For a small community like Lampman, with 700 people, to go along with the estimated 1,800 people in the surrounding rural municipalities, the turnout of volunteers was very impressive, she said.

“It really makes a big difference in our efforts as a board,” said Fornwald. 

The activities the day of the grand opening begin with a jail and bail benefit starting at noon. People can nominate somebody they know to be arrested for a petty infraction, and the inmates won’t be released until they raise enough funds to meet their bail.

Then the grand opening festivities will begin at 6 p.m. with a ribbon cutting. Bouncy castles and a hot dog sale are also scheduled.

“It’s just a time to come and take a grand tour of the new centre,” said Fornwald.

There is still some work remaining at the family centre, as equipment and furniture need to be moved.

The centre is located on Third Avenue, in the building that used to be occupied by the Lampman Full Gospel Assembly. It is operated by a volunteer board with 10 members, and it has a full-time program co-ordinator, Lorna Roy, along with a pre-school teacher and a program assistant.

Many other volunteers are contributing to the project.

Fornwald said they have all of their board positions filled, but they are still looking for volunteers, and will always be on the lookout for those willing to help out.

The family centre will offer a variety of programs, including a before and after school program for anyone with school-aged children; a preschool program for children ages three and four; a mom’s drop-in play group; a baby play group; youth drop-in and other activities.

“Another program that we’re offering is the Aboriginal Cultural Integration Program, ACIP is what it’s short for, and we’ll be able to introduce some cultural activities and events around that,” said Fornwald.

A program guide will be released on Tuesday when the family centre opens.

The centre is always taking suggestions from people for different programs they would like to see offered. The current programs are being offered on a “trial and error” to see what works and what doesn’t, she said.

Fornwald expects the centre will be open daily from Monday to Friday, and on weekends, depending on when the programs are offered.

The before school program, for example, would be every school day from Monday to Friday. The after school program, meanwhile, would be in conjunction with the Lampman Public Library.

“On Mondays and Tuesdays, we will be running the after school program at the family centre. Wednesdays and Thursdays will be at the library, and Fridays is our fun day, in which some days we’ll be able to run the program from the school gym,” said Fornwald.

Early childhood education is a big part of children’s success in education, she said. Developing a centre specifically dedicated to early childhood education in small children gives kids the chance to have greater success in school through Grade 12 and into post-secondary education.

“When you have centres like the family centre, it enables people to step out of their house without feeling like they’re intruding on anyone, because it’s an open community centre,” said Fornwald.

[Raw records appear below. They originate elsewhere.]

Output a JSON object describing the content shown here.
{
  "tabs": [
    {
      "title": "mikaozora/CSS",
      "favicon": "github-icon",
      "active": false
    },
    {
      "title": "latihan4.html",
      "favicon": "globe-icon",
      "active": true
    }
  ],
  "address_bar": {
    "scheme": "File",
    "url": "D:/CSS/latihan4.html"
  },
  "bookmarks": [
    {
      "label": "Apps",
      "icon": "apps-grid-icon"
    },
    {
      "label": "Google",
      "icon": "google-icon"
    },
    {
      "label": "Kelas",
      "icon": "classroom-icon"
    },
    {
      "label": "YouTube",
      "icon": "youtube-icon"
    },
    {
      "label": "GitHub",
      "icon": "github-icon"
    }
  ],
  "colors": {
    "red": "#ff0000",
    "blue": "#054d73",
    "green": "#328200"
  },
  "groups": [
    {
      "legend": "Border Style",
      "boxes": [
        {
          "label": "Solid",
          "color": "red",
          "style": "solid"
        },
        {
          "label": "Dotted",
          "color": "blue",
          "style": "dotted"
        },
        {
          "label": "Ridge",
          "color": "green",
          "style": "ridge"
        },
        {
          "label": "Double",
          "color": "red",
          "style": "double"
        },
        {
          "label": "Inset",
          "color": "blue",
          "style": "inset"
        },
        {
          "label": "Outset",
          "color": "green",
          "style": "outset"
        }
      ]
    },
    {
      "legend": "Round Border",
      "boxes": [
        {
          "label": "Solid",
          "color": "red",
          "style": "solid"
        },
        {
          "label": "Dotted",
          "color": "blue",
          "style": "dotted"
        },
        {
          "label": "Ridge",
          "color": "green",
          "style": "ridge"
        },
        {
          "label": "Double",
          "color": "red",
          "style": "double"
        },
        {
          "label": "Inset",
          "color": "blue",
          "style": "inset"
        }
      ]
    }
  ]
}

“When you have places like the Lampman Family Centre that is open and available to any family of socio-economic background, or any background at all, really, it gives them the opportunity to socialize with other people that have the same interests as them, which is usually raising their family.”

The Healthy Rural Family Project, meanwhile, gets out into the community and explores all the different parts of people’s lives as rural families, and how to balance each part of daily life equally.

“That means being physically active, being … social … in all the different parts of your life and how you organize yourself,” said Fornwald.

The family centre has not only had an excellent response in Lampman, but from other neighbouring towns and villages. They consulted with other family centres in the southeast before they opened.

“Our mandate is to help healthy rural families, and just because you live in a town doesn’t mean that you’re not a rural family,” said Fornwald. “Lampman is a rural community, and our mandate to fit whatever need is needed.”